Ci fu un giorno in cui credette di essersi perso nello spazio. Si vedeva galleggiare in assenza di gravità immerso in una notte senza fine dove il solo puntino luminoso erano i 21 grammi della sua anima. Non ricordava di essere uscito dalla navicella, ed ebbe l’impressione di aver dimenticato le bombole dell’ossigeno o più verosimilmente che fossero guaste perché l’aria arrivava sottile come il sibilo di un serpente. Pensò alla sua famiglia, ai suoi amici, poi finalmente si concentrò su sé stesso. Non tirò somme. Non si rimproverò nulla né rimproverò qualcosa a qualcuno. Non ebbe particolari rimpianti. Si concentrò sul cumulo di possibilità che era ancora la sua vita.

Fu quel giorno che vinse la sua battaglia. Fu quel giorno che portò a termine la missione Covid 19. Aveva attraversato in solitudine lo spazio. Si era aggrappato a quel mondo soffuso al di là del vetro.
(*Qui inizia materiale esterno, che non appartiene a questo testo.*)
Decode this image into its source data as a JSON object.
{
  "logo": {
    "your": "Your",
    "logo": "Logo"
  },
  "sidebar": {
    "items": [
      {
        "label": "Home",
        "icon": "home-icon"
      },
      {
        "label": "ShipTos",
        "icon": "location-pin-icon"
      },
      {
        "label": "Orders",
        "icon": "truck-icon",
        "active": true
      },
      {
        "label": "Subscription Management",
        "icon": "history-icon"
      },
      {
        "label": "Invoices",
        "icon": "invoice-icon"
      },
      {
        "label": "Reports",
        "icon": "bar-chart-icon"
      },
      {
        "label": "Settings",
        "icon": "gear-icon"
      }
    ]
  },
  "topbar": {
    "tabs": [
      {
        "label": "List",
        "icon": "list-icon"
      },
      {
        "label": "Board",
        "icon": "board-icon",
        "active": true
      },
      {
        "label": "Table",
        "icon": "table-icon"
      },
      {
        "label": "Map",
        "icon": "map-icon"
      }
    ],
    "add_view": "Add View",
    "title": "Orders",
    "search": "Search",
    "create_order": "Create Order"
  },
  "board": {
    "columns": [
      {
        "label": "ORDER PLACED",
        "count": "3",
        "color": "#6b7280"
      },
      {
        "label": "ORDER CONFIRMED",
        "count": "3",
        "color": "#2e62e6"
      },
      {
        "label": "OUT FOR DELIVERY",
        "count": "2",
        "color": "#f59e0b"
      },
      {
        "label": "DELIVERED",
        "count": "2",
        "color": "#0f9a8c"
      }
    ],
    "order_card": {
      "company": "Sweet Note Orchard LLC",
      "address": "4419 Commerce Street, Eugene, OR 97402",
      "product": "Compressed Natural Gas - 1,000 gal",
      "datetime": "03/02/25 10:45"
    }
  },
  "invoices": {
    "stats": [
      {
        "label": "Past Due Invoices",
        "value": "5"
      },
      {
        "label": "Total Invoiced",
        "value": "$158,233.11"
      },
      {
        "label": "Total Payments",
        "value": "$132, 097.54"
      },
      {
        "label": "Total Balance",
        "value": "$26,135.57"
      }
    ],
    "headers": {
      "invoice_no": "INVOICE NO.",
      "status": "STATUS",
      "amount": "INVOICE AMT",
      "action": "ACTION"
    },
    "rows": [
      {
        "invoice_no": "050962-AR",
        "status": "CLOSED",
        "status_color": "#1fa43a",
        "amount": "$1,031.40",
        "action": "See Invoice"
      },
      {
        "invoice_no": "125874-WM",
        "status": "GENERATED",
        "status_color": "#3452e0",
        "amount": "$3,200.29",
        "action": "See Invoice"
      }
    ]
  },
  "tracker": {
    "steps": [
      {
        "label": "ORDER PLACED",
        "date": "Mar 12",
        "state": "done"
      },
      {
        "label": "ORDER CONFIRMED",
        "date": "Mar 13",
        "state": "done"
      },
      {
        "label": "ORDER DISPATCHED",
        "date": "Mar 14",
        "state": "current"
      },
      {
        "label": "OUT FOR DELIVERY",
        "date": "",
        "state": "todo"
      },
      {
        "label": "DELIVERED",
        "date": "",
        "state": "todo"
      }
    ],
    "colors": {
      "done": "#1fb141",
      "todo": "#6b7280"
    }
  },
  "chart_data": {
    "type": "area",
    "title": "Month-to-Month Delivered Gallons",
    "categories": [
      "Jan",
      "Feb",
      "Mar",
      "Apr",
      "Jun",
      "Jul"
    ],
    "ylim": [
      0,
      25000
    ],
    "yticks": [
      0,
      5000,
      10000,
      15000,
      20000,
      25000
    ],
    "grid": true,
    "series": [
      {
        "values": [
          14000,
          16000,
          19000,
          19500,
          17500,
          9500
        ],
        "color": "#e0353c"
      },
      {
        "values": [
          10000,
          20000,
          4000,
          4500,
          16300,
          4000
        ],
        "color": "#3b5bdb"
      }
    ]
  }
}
Non era un mondo sempre bello, o tanto meno giusto. Al contrario. Ma era il suo mondo. Ed era un mondo capace di sprigionare attimi di indicibile bellezza, di spargere particelle di struggente giustizia pronte ad essere raccolte, per quindi venire donate; e così via. Sorrise e fece il primo passo sulla terra.

Questo breve racconto è dedicato a Carmine Musella

2 comments

  1. Patrizia Danti

    Avrei voluto che il racconto non finisse è talmente bello, sei una stella luminosa ???? in questo grigio universo,cara Samantha.

  2. carmine musella

    Non ti ringrazierò mai abbastanza, mio faro astrale.